“We’re not 21, but the sooner we are the sooner the fun will begin” — Dashboard Confessional
Alright everyone, we’ve got our first question! I’m very excited and I think it’s a good one. So here we go.
Hi,
I’m a divorced male, age 30, 2 kids. I meet a lot of
great women around my age, but to be honest, they kind
of bore me to tears.
I’ve been told I’m charming, handsome, and look
younger than my age (people think 25 - 28 usually).
Do I have a chance with any of the hotties floating
around? And if so, what do you think my best approach
is.
I’m on staff, with a good job.
Board Stiff
I hear you Board. You know, one of my favorite things ever is to browse Raleigh’s Craigslist and look at the personal ads, and from that, eh hem, research, I can assure you that you aren’t alone. With the high rate of divorce, and so many young people getting divorced, daters like you are in luck. Marriage these days has become sort of a catch and release type program, but that means that desirable dates such as yourself are back out there in the dating pool, and that gives you a better chance of giving romance another go.
So you’re bored to tears? What is it exactly that bores you about these women? What could they do that would excite you?
I’m going to sound like a generic advice columnist here, but maybe to meet more interesting women, you’ve got to do more interesting things. Like women who can talk about music? Hit up some good concerts. Maybe you like sports. There are community teams for adults. Maybe there’s an interesting woman at Starbucks reading a book you’ve been wanting to pick up. Start up a conversation.
The bottom line is, of course you have a chance. 80 year old men in nursing homes are getting dates to Bingo! and you’ve got 50 years on them.
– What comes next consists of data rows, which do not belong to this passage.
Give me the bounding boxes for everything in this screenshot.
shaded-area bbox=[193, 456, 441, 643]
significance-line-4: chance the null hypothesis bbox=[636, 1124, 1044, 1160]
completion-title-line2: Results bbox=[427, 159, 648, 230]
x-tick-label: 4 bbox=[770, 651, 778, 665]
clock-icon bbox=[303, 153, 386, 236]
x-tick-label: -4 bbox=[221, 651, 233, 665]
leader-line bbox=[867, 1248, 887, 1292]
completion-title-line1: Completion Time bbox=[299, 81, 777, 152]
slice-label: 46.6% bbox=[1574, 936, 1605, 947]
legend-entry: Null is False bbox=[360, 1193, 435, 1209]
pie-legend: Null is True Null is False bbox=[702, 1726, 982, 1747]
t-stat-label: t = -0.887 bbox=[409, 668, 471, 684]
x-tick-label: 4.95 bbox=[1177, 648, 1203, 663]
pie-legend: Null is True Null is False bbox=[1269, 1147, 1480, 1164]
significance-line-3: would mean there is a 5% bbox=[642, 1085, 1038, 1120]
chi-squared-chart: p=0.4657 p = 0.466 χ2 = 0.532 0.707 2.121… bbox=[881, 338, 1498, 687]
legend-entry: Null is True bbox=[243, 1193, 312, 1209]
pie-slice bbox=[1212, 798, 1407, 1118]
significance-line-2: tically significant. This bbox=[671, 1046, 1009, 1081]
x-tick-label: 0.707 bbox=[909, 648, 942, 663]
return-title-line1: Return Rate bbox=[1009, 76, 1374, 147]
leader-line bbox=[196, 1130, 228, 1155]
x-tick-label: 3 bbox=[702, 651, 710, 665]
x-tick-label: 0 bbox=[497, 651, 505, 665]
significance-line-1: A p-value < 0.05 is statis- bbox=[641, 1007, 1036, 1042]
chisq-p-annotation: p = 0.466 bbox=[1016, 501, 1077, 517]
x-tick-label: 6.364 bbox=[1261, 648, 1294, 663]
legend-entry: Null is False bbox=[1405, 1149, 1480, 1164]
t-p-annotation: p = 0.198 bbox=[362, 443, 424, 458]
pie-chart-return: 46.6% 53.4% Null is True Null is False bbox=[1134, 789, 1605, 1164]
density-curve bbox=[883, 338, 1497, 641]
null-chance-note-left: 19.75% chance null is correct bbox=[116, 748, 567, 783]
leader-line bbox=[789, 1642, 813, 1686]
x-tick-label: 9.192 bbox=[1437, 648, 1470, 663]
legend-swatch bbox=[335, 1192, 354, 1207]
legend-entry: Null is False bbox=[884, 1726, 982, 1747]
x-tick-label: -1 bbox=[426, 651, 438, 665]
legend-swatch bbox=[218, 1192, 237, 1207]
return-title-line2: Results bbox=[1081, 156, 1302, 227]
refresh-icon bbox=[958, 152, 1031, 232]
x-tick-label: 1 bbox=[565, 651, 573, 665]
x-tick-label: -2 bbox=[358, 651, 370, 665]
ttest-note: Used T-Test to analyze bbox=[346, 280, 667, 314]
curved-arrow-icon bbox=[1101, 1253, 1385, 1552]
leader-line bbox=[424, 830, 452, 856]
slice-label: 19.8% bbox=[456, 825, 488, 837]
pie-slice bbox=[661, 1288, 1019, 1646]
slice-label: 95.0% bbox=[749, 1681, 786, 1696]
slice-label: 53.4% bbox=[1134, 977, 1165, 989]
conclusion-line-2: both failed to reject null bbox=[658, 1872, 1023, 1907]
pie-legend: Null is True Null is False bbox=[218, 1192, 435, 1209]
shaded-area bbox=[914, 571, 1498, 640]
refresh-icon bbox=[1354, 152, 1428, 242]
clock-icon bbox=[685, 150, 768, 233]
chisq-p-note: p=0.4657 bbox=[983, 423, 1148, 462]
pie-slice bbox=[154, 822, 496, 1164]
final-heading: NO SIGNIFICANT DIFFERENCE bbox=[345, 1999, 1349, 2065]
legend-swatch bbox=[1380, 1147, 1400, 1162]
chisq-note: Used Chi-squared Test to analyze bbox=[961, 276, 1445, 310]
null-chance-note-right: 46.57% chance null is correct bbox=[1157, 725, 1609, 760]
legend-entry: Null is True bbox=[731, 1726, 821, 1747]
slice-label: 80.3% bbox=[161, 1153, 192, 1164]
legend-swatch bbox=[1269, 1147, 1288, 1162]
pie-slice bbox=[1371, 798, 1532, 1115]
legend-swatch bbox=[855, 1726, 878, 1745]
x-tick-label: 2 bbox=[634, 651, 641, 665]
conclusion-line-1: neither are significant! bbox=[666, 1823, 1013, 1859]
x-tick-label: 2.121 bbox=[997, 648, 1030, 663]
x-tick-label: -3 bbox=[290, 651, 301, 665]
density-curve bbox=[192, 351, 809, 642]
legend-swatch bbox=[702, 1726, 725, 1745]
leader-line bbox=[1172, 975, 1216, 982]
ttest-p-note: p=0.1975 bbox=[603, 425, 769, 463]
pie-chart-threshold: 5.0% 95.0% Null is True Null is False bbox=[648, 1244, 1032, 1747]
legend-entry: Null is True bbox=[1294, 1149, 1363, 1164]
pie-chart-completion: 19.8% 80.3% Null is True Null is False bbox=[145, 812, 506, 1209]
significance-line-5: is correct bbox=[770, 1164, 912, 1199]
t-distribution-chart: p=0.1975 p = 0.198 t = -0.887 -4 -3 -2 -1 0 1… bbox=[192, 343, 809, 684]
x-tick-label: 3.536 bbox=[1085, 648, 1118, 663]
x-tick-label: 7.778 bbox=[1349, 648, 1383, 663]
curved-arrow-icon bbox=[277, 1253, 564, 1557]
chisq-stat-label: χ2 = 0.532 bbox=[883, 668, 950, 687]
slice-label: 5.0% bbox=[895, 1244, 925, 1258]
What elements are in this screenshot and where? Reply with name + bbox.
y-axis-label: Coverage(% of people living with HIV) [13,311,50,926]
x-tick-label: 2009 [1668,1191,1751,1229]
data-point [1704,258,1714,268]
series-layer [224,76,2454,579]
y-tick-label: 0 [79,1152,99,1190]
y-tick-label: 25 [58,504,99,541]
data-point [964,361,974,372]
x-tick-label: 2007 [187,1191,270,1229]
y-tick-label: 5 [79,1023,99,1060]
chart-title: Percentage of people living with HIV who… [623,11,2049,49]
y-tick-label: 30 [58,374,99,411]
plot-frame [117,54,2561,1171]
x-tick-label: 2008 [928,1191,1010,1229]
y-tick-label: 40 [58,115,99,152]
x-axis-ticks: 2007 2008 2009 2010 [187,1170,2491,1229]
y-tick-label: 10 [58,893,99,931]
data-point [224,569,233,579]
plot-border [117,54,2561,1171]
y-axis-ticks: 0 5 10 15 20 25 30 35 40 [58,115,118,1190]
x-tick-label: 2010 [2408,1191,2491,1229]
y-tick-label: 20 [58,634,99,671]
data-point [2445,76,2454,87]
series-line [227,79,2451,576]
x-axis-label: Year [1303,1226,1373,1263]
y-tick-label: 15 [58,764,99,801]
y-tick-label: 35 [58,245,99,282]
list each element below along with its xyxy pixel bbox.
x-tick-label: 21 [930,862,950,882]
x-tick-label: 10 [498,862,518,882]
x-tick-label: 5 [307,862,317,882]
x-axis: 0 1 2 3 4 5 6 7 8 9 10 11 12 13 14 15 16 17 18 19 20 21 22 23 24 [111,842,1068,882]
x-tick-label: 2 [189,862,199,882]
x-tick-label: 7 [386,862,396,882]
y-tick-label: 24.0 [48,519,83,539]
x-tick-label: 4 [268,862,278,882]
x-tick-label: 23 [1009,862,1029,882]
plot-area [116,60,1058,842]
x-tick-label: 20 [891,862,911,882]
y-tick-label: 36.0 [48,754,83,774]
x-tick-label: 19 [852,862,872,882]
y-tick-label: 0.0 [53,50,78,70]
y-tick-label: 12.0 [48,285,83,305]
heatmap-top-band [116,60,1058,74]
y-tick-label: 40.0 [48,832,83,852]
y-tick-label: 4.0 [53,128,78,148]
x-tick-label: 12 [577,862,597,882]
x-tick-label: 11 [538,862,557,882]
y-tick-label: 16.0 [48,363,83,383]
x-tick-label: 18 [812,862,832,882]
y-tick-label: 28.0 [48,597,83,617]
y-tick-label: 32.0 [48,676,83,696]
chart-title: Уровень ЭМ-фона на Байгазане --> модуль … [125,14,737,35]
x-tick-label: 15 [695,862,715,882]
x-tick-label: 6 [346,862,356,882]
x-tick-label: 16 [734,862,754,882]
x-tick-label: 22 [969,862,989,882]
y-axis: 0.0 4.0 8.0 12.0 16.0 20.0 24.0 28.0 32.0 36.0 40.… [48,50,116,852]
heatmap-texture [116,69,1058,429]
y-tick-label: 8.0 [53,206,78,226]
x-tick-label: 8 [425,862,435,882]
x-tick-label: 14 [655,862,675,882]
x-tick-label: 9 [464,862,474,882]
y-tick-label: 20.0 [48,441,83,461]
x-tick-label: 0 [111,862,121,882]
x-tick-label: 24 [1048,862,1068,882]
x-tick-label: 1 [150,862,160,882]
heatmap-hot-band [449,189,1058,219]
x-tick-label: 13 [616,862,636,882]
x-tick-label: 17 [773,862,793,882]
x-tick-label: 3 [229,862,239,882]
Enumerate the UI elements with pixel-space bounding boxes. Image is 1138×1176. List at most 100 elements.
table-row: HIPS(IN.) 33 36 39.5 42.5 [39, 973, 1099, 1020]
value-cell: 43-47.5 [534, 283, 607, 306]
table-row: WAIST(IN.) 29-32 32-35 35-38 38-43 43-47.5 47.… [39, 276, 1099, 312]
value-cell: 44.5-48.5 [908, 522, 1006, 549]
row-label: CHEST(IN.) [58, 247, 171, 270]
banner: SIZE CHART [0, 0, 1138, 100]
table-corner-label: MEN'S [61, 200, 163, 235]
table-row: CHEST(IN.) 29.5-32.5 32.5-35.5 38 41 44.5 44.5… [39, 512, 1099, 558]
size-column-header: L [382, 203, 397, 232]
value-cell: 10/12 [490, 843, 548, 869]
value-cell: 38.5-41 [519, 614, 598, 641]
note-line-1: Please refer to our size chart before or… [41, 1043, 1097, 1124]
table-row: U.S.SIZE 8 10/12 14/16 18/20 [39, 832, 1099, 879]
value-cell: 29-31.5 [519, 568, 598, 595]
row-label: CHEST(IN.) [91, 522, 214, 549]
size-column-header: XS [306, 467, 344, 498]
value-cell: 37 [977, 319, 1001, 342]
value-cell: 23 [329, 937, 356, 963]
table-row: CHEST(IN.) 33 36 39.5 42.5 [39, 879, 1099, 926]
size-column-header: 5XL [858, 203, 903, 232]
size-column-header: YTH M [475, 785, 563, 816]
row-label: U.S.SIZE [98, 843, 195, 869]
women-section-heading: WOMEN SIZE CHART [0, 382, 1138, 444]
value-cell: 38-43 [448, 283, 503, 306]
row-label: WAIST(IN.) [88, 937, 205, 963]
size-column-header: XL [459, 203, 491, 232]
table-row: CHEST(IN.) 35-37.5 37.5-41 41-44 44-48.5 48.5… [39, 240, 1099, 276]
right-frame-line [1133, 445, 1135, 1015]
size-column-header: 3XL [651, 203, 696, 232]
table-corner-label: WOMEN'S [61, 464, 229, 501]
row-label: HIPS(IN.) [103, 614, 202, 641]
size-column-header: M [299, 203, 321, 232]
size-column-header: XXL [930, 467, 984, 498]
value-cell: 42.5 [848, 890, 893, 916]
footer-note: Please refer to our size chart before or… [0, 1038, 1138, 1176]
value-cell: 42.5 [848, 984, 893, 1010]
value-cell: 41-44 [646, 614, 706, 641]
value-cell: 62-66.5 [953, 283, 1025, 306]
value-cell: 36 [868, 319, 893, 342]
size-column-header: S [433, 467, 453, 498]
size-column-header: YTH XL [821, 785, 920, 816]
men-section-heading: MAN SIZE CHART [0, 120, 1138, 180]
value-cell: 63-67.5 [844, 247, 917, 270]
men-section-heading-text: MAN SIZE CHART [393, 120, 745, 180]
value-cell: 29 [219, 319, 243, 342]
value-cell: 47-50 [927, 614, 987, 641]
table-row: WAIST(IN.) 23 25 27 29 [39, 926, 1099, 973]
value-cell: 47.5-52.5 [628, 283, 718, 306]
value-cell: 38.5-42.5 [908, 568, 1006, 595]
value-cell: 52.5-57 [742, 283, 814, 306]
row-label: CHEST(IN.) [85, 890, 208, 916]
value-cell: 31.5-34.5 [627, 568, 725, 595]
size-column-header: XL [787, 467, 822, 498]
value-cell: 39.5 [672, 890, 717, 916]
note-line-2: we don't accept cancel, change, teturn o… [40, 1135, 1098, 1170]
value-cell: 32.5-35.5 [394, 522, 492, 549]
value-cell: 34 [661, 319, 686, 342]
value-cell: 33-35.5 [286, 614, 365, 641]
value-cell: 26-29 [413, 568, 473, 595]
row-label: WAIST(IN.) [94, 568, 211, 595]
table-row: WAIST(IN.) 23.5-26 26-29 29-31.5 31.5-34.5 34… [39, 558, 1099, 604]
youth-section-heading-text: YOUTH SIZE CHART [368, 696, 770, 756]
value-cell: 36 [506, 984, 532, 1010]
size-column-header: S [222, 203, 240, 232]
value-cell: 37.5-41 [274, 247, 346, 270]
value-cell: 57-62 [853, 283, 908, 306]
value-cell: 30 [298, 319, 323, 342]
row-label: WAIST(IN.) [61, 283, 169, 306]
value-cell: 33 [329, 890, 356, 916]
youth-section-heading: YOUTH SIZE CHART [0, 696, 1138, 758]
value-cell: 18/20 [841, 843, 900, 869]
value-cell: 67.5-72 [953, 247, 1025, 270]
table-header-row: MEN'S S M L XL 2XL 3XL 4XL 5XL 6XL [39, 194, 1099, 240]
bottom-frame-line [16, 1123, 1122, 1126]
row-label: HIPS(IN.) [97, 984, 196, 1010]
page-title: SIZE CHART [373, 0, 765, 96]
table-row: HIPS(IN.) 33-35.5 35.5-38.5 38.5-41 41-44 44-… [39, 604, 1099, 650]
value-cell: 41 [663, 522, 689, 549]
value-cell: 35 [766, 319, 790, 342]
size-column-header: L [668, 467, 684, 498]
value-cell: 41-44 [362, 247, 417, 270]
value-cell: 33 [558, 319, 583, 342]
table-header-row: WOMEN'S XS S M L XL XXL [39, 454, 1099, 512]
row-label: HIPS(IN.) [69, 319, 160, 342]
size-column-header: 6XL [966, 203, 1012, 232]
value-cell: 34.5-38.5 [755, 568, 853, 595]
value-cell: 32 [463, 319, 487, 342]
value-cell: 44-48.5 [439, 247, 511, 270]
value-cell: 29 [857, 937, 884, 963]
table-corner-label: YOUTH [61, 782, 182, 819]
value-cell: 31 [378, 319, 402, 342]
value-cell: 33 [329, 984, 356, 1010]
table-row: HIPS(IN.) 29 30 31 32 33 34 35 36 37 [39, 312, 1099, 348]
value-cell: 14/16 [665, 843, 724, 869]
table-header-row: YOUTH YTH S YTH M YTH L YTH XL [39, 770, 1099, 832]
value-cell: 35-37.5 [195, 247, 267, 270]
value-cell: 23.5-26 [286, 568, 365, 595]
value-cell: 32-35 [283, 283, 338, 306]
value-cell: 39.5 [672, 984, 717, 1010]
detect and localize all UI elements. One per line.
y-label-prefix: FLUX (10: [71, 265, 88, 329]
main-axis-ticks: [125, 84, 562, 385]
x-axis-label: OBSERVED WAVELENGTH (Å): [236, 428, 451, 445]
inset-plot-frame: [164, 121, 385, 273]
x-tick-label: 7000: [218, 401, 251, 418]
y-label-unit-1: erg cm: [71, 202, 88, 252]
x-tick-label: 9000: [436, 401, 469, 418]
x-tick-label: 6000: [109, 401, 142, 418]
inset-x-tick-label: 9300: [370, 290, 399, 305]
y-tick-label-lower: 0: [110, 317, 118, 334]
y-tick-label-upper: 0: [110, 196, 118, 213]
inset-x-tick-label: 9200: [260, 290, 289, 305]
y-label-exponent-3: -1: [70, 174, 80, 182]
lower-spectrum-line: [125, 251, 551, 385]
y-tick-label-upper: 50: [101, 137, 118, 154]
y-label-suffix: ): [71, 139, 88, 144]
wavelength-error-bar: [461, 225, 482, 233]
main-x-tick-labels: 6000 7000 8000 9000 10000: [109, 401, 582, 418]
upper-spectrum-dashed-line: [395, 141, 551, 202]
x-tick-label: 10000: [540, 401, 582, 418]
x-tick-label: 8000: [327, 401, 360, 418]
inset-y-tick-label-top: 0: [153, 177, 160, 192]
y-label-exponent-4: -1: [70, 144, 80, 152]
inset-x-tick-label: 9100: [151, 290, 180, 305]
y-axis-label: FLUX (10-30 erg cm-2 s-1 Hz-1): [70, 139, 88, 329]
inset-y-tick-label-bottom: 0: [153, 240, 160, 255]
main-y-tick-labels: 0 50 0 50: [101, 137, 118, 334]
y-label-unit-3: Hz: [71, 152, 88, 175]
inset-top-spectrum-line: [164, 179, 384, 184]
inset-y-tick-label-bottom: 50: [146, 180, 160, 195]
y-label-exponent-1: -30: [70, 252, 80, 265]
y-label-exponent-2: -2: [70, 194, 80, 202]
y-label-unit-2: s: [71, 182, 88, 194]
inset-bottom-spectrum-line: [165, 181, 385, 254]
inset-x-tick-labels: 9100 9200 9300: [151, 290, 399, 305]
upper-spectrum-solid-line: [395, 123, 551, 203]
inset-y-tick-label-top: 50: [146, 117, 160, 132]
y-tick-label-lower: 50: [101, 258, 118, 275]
I’m not saying that the 19 year olds with those lower back tattoos showing fake I.D.’s at Top of the Hill are going to knock you down like you’re in a Tag body spray commercial, but truth be told, you’re 30, and those girls would bore you to tears too.
Dating is just like it was when you were in high school — most people go through a lot of dates to find someone they click with. Don’t lose hope, and the most important thing I can say is keep trying. Don’t be afraid to go on bad dates. Put yourself out there, and sooner or later, you’re going to find someone who is not only interesting, but a “hottie” too.
So thanks for your question Board. That’s the first question guys, so keep writing, and I’ll keep answering. And look for an updated format too. We’re going to make this blog a little Prettier.
– Alicia
September 24th, 2006 at 10:06 pm
hey alicia,
I am your cousins friend. I mean Andy. He referred me to this site to read your column. I think that your advice will be very helpful for “Board Stiff” and even though i am not 21, I think that it would be helpful for me if i were. I would have never trusted a personal but you seem to be so confident toward their abilities. Naturally i have never been on one, but once again if i were of that age… .Well thats all that i have to rave about, You definately know how to write a good advice column and know how to refer to commercials.
Thank you,
Brian
October 7th, 2006 at 8:46 pm
Alicia,
I will have you know that Top of the Hill has never admitted an underage drinker ever, especially not a slutbag sorostitute with a lower back tattoo and a fake I.D.
To even suggest such a thing is outrageous, and in pure violation of your journalistic ethics. Next thing you know, you’ll be telling us that Los Pos doesn’t card, frat boys tend to be douchebags, or guys that pick you up at Players won’t call you back the next day.
Please reconsider your priorities before making such baseless accusations.